The mechanisms that cause Lupus to develop are harder to find in a child. Lupus has three causes that we know at this point. These include environmental triggers, genetics, and drug reactions. Environmental triggers not only worsen the symptoms, but are thought to cause the onset in a child. Lupus patients are sensitive to antibiotics and antidepressants, extreme stress of any kind, infections, and sunlight. There are also certain viruses and bacteria that may cause an issue, but no one pathogen can be identified.
Genetics plays a big factor for Lupus developing in a child. Lupus may run in families, but not one single Lupus gene has ever been found. Chromosome 6 in the genes is where most mutations occur or are inherited genetically.
If the Lupus is from a drug reaction, it can be reversed. The person is taken off the medicine and the symptoms will dissipate. There are around four hundred drugs that are said to cause this problem.

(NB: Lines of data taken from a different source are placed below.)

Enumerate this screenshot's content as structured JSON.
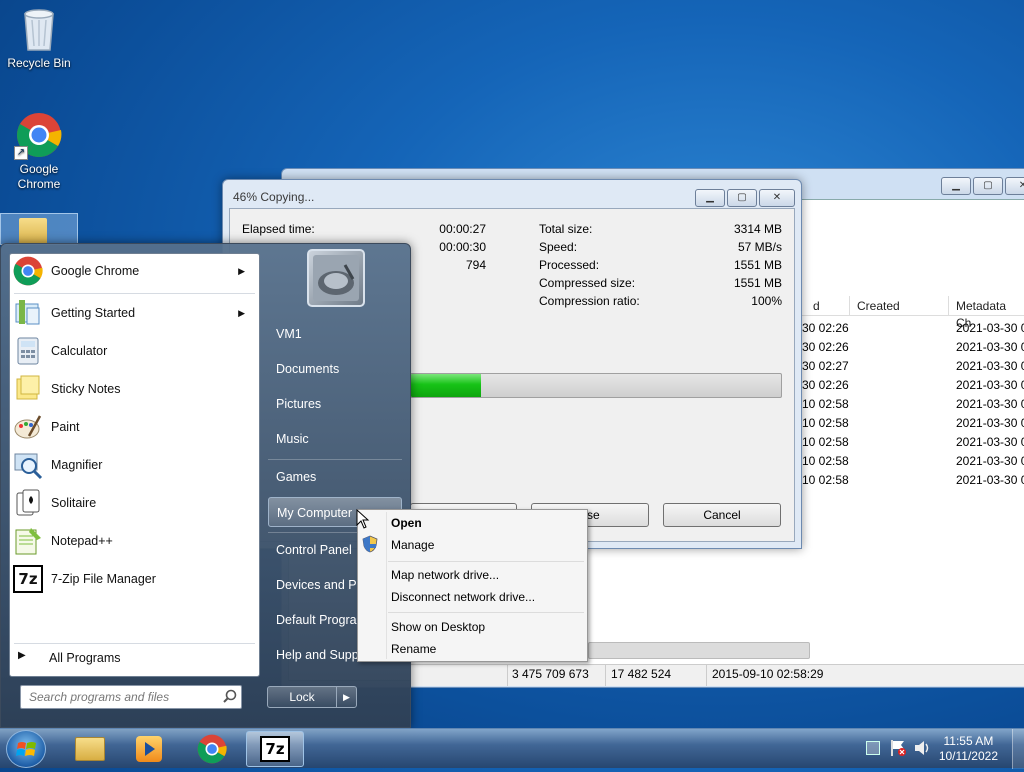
{
  "desktop": {
    "icons": [
      {
        "label": "Recycle Bin"
      },
      {
        "label": "Google Chrome"
      }
    ]
  },
  "explorer": {
    "columns": [
      "d",
      "Created",
      "Metadata Ch"
    ],
    "modified": [
      "30 02:26",
      "30 02:26",
      "30 02:27",
      "30 02:26",
      "10 02:58",
      "10 02:58",
      "10 02:58",
      "10 02:58",
      "10 02:58"
    ],
    "metadata": [
      "2021-03-30 0",
      "2021-03-30 0",
      "2021-03-30 0",
      "2021-03-30 0",
      "2021-03-30 0",
      "2021-03-30 0",
      "2021-03-30 0",
      "2021-03-30 0",
      "2021-03-30 0"
    ],
    "status": {
      "size": "3 475 709 673",
      "packed": "17 482 524",
      "modified": "2015-09-10 02:58:29"
    }
  },
  "copy_dialog": {
    "title": "46% Copying...",
    "left_labels": [
      "Elapsed time:"
    ],
    "left_values": [
      "00:00:27",
      "00:00:30",
      "794"
    ],
    "right_labels": [
      "Total size:",
      "Speed:",
      "Processed:",
      "Compressed size:",
      "Compression ratio:"
    ],
    "right_values": [
      "3314 MB",
      "57 MB/s",
      "1551 MB",
      "1551 MB",
      "100%"
    ],
    "progress": 0.46,
    "pause_label": "use",
    "cancel_label": "Cancel"
  },
  "start_menu": {
    "programs": [
      {
        "label": "Google Chrome",
        "icon": "chrome-icon",
        "has_submenu": true
      },
      {
        "label": "Getting Started",
        "icon": "getting-started-icon",
        "has_submenu": true
      },
      {
        "label": "Calculator",
        "icon": "calculator-icon",
        "has_submenu": false
      },
      {
        "label": "Sticky Notes",
        "icon": "sticky-notes-icon",
        "has_submenu": false
      },
      {
        "label": "Paint",
        "icon": "paint-icon",
        "has_submenu": false
      },
      {
        "label": "Magnifier",
        "icon": "magnifier-icon",
        "has_submenu": false
      },
      {
        "label": "Solitaire",
        "icon": "solitaire-icon",
        "has_submenu": false
      },
      {
        "label": "Notepad++",
        "icon": "notepad-plus-icon",
        "has_submenu": false
      },
      {
        "label": "7-Zip File Manager",
        "icon": "7zip-icon",
        "has_submenu": false
      }
    ],
    "all_programs": "All Programs",
    "search_placeholder": "Search programs and files",
    "right_items": [
      "VM1",
      "Documents",
      "Pictures",
      "Music",
      "Games",
      "My Computer",
      "Control Panel",
      "Devices and Pri",
      "Default Program",
      "Help and Supp"
    ],
    "selected_right_item": "My Computer",
    "lock_label": "Lock"
  },
  "context_menu": {
    "items": [
      "Open",
      "Manage",
      "Map network drive...",
      "Disconnect network drive...",
      "Show on Desktop",
      "Rename"
    ]
  },
  "taskbar": {
    "apps": [
      "explorer-icon",
      "media-player-icon",
      "chrome-icon",
      "7zip-icon"
    ],
    "time": "11:55 AM",
    "date": "10/11/2022"
  }
}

Some criteria that doctors must go by for diagnosis are the following: Arthritis, ulcers in the mouth, kidney dysfunction, ultra sensitive to sunlight, rash across the nose (butterfly rash), seizures, pleuritis, pericarditis, anemia, and a positive ANA test.

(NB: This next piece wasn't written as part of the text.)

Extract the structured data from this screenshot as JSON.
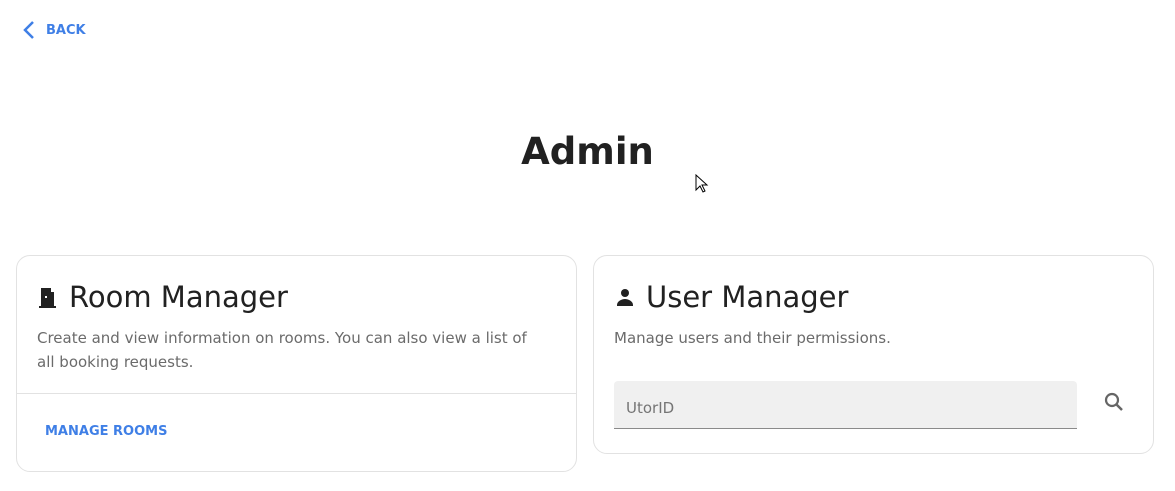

Unfortunately, since the disease is so hard to diagnose, children tend to have it longer before it is found. The problem then becomes which organs have been damaged and how soon can they start therapy for Lupus.
The diagnosis is a scary thing. Get a second opinion if you feel it is necessary. In a child, Lupus can manifest as a rash, kidney problems, and a fever. Some kids may look and feel fine, but after testing have unseen problems. Usually a positive ANA test will confirm the diagnosis, but there are kids with positive ANAs that don't have Lupus as well.
A tell tale sign would be the butterfly rash that occurs. It is also known as a malar rash. It is a red, purplish, scaly rash. It is usually found across the bridge of the nose.
Children with Lupus do quite well. Some that have kidney involvement will need to start on an aggressive treatment. Mild rashes and pain can be easily controlled with medicines and therapy. Always remember Lupus is very unpredictable longterm. Keep your child healthy by following medicine schedules, diet, and keeping all doctor's appointments. With some luck and excellent care, you child won't even know he is sick.
Neonatal Lupus is rare and is acquired through the mother's auto-antibodies. This disease can affect the heart, skin, and blood of a newborn. Usually a rash that doesn't dissipate for up to six months can be a symptom. Neonatal Lupus is not the same as SLE.
Between 6,000 and 10,000 kids in the United States have Lupus. Parents need to learn as much as they possibly can and inform other people in the child's life as well. This includes teachers, friends, and other family members.